Jai Mohan Singh Sood
It was the second day of the
marketing BA Workshop, and already I’ve developed a liking to the subject! With
all the practicality involved, and minimal focus on actual theory, I look
forward to all the cross tabulations and the chi-square tests!
So let’s have a look at what all
we learnt today!
In the 1st lecture, we began where we left yesterday. We opened
the example of retail format and
started to study all the variables and the values associated with them. The
following areas were covered:
- Cross tabulation and chi-square testing
- The ‘If’ condition
- Frequencies
- Cluster Analysis
Cross
tabulation and chi-square testing:
Cross tabulation is used to obtain counts on
more than one variable’s value and generates information about bivariate
relationships. This function is designed for discrete variables ie nominal or ordinal scales.
The procedure is not suitable for continuous variables that assume many values.
Cross tabulations are presented with the independent variable across
the top and the dependent along the side.
Chi-square tests are used to determine
whether a direct relation exists between any two or more variables in
consideration.

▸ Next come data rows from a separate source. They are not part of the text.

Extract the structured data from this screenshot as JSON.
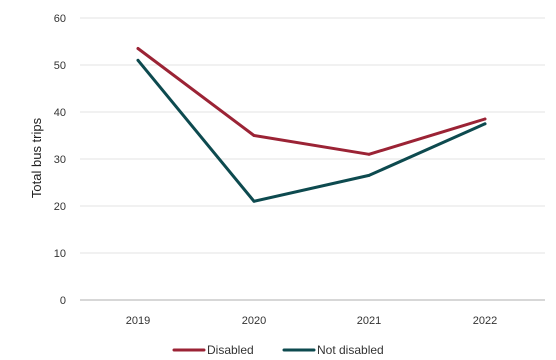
{
  "chart_data": {
    "type": "line",
    "title": "",
    "xlabel": "",
    "ylabel": "Total bus trips",
    "categories": [
      "2019",
      "2020",
      "2021",
      "2022"
    ],
    "ylim": [
      0,
      60
    ],
    "yticks": [
      0,
      10,
      20,
      30,
      40,
      50,
      60
    ],
    "grid": true,
    "legend_position": "bottom",
    "series": [
      {
        "name": "Disabled",
        "color": "#9b2335",
        "values": [
          53.5,
          35,
          31,
          38.5
        ]
      },
      {
        "name": "Not disabled",
        "color": "#0d4a4f",
        "values": [
          51,
          21,
          26.5,
          37.5
        ]
      }
    ]
  }
}
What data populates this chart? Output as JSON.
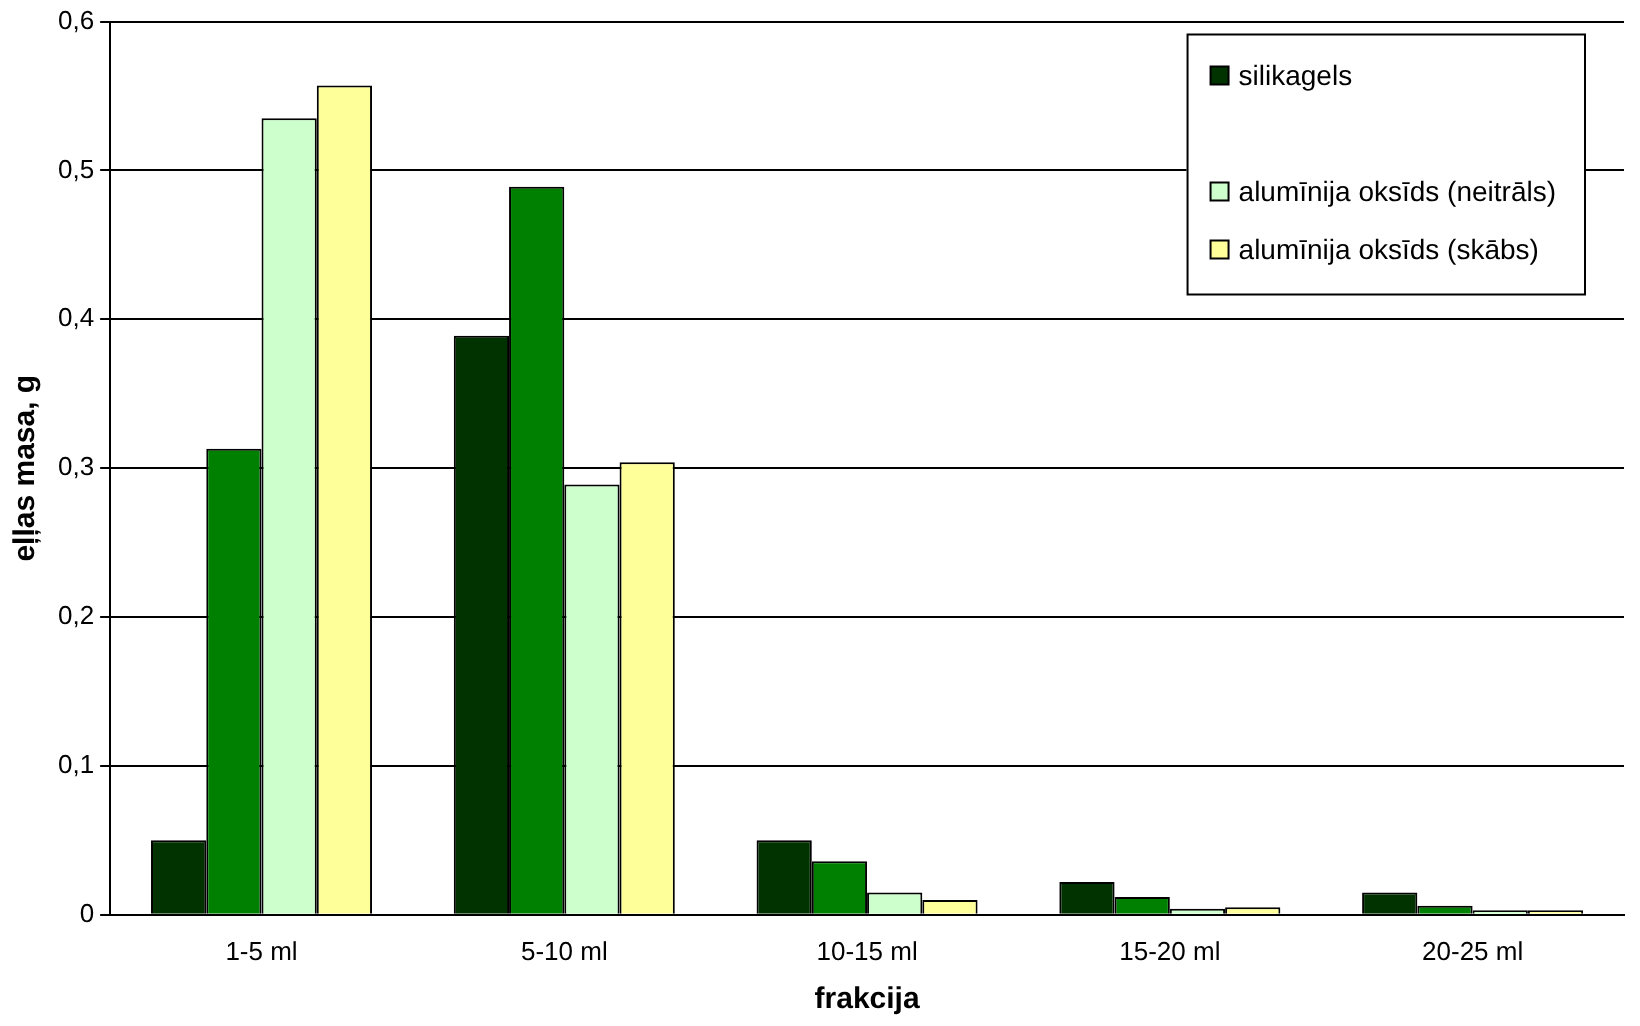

For our testing, we use Pearson’s chi-squared test to determine
possible relations. We use a 95% confidence level, which means a 5% level of
significance. Hence in our tests, we reject the null hypothesis (Ho) if the
chi-square value comes out to be less than 0.05.
The ‘If’
condition
‘If’
statements are used to transform existing variables into new variables. For
example, based on individuals’ scores on a ‘Masculinity and Femininity’ Scale,
you might want to create a new variable that contains 4 categories (Masculine,
Feminine, Androgynous,
Undifferentiated). A similar grouping of age groups can be done – say 18-24;
25-45; 45+ etc
The
new variable created appears at the end of the list of variables. Now we need
to assign value labels for the new variable so as to remember how each group
was defined. Click on the new variable. Directions for how to assign value
labels can be found under instructions for ‘Defining Variables’.
Frequencies
This command is
used to obtain counts on a single variable's values and generated information about a single variable.
The frequencies
command can be used to determine quartiles, percentiles, measures of central
tendency (mean, median, and mode), and measures of dispersion (range, standard
deviation, variance, minimum and maximum). The output has two columns. The left
column names the statistic and the right column gives the value of the
statistic.
Cluster Analysis
This was started
in the 2nd lecture. It is
defined as the statistical
method of partitioning a sample into homogeneous classes to produce an
operational classification. It is the task
of assigning a set of objects into groups (called clusters) so that the
objects in the same cluster are more similar (in some sense or another) to each
other than to those in other clusters.
2
major cluster models were discussed in class:
- Hierarchical Clustering: It is based on the core idea of objects being more related to nearby objects than to objects farther away. As such, these algorithms connect "objects" to form "clusters" based on their distance. A cluster can be described largely by the maximum distance needed to connect parts of the cluster. At different distances, different clusters will form, which can be represented using a dendrogram, which explains where the common name "hierarchical clustering" comes from: these algorithms do not provide a single partitioning of the data set, but instead provide an extensive hierarchy of clusters that merge with each other at certain distances. In a dendrogram, the y-axis marks the distance at which the clusters merge, while the objects are placed along the x-axis such that the clusters don't mix. This model is generally used for < 50 objects.
Hierarchical
clustering is of 2 types:
o
Divisive:
This is a "top down" approach: all observations start in one cluster,
and splits are performed recursively as one moves down the hierarchy.
o
Agglomerative: This is a "bottom up" approach:
each observation starts in its own cluster, and pairs of clusters are merged as
one moves up the hierarchy.
- Non-Hierarchical Clustering: In this, clusters are represented by a
central vector, which may not necessarily be a member of the data set. When the
number of clusters is fixed to k, k-means clustering gives a formal
definition as an optimization problem: find the
cluster centers and assign the objects to the nearest cluster center, such that the squared distances from the cluster are minimized. This method is generally used for > 50 objects.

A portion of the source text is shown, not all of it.